Python standard library changes in recent years
With each major Python release, all the attention goes to the new language features: the walrus operator, dictionary merging, pattern matching. There is also a lot of writing about asyncio
and typing
modules — they are developing rapidly and are obviously important for the core team.
The rest of the standard library modules receive undeservedly little attention. I want to fix this and tell you about the novelties introduced in versions 3.8–3.10.
Note. This is not an exhaustive list, of course. I write only about those changes that interested me personally. But since I am not too much different from the "average" Python backend developer, it is likely that you will also be interested. Let me know if I missed something.
The modules are in alphabetical order, so if you get bored with the first (little-known) ones, do not be discouraged — it gets more exciting further.
array • base64 • bisect • builtins • dataclasses • datetime • fractions • functools • glob • graphlib • itertools • math • random • shlex • shutil • statistics • zoneinfo
All new features and improvements in the article are accompanied by examples. You can try them in the playground or run locally. If you have an older local Python, run it using Docker:
$ docker run -it --rm python:3.10-alpine
array
array
module provides compact typed numeric arrays. It is used much less frequently than the famous list
counterpart.
array.index()
methods finds the value in the array and returns the index of the found element. Now it supports optional start
and stop
parameters, which define the search interval (3.10+):
from array import array
arr = array("i", [7, 11, 19, 42])
idx = arr.index(11)
# idx == 1
idx = arr.index(11, 2)
# ValueError: array.index(x): x not in array
Contributed by: Anders Lorentsen • Zackery Spytz
base64
base64
module encodes binary data into ASCII strings using Base16, Base32, and Base64 algorithms.

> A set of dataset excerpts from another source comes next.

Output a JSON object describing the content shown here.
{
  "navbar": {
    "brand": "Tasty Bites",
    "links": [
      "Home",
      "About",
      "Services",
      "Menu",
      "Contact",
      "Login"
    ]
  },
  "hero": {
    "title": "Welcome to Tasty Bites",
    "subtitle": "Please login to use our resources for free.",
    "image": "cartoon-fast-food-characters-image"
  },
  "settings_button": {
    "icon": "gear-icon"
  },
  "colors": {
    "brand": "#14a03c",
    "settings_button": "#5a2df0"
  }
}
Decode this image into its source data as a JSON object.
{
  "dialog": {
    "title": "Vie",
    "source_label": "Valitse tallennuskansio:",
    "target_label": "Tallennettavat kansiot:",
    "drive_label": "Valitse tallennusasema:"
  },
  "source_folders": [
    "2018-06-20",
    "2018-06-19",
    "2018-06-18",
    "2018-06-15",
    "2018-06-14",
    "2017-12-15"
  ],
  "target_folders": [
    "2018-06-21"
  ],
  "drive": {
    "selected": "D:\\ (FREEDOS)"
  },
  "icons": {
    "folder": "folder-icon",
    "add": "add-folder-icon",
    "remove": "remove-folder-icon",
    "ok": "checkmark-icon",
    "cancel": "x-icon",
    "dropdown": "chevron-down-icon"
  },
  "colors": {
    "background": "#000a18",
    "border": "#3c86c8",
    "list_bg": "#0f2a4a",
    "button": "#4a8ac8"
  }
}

It received a couple of new functions: b32hexencode()
and b32hexdecode()
, which use an extended 32-character alphabet according to RFC 4648 (3.10+):
import base64
bytes = b"python is awesome"
base64.b32encode(bytes)
# b'OB4XI2DPNYQGS4ZAMF3WK43PNVSQ===='
base64.b32hexencode(bytes)
# b'E1SN8Q3FDOG6ISP0C5RMASRFDLIG===='
Contributed by: Filipe Laíns
bisect
bisect
module works with sorted lists using binary search method. Main functions are:
import bisect
lst = [7, 11, 19, 42]
idx = bisect.bisect(lst, 12)
# idx == 2
bisect.insort(lst, 12)
# [7, 11, 12, 19, 42]
Since version 3.10, all module functions support the optional key
parameter. It is a function that returns the value of a list item. It is convenient to use if the elements cannot be compared directly:
import bisect
import operator
p1 = {"id": 11, "name": "Diane"}
p2 = {"id": 12, "name": "Bob"}
p3 = {"id": 13, "name": "Emma"}
key = operator.itemgetter("name")
people = sorted([p1, p2, p3], key=key)
# Bob, Diane, Emma
idx = bisect.bisect(people, "Dan")
# TypeError: '<' not supported between instances of 'str' and 'dict'
idx = bisect.bisect(people, "Dan", key=key)
# idx == 1
Contributed by: Raymond Hettinger
builtins
builtins
module contains all the built-in functions and classes that programmers use without imports: int
, list
, len()
, open()
and the like.
import builtins
list is builtins.list
# True
len is builtins.len
# True
The string received str.removeprefix()
and str.removesuffix()
methods, which cut off the string head and tail respectively (3.9+):
s = "Python is awesome"
s.removeprefix("Python is ")
# 'awesome'
s.removesuffix(" is awesome")
# 'Python'
The integer received the int.bit_count()
method, which returns the number of ones in the binary representation of the integer (3.10+):
n = 42
bin(n)
# '0b101010'
n.bit_count()
# 3
The dictionary methods dict.key()
, dict.values()
and dict.items()
return view objects that reference dictionary data. Previously, it was impossible to get a reverse link to the dictionary from these objects, but now it can be done — through the .mapping
attribute (3.10+):
people = {
"Diane": 70,
"Bob": 78,
"Emma": 84
}
keys = people.keys()
# dict_keys(['Diane', 'Bob', 'Emma'])
keys.mapping["Bob"]
# 78
Collection merging zip()
function received the strict
parameter. It ensures that the sequences are of the same length (3.10+):
keys = ["Diane", "Bob", "Emma"]
vals = [70, 78, 84, 42]
pairs = zip(keys, vals)
list(pairs)
# [('Diane', 70), ('Bob', 78), ('Emma', 84)]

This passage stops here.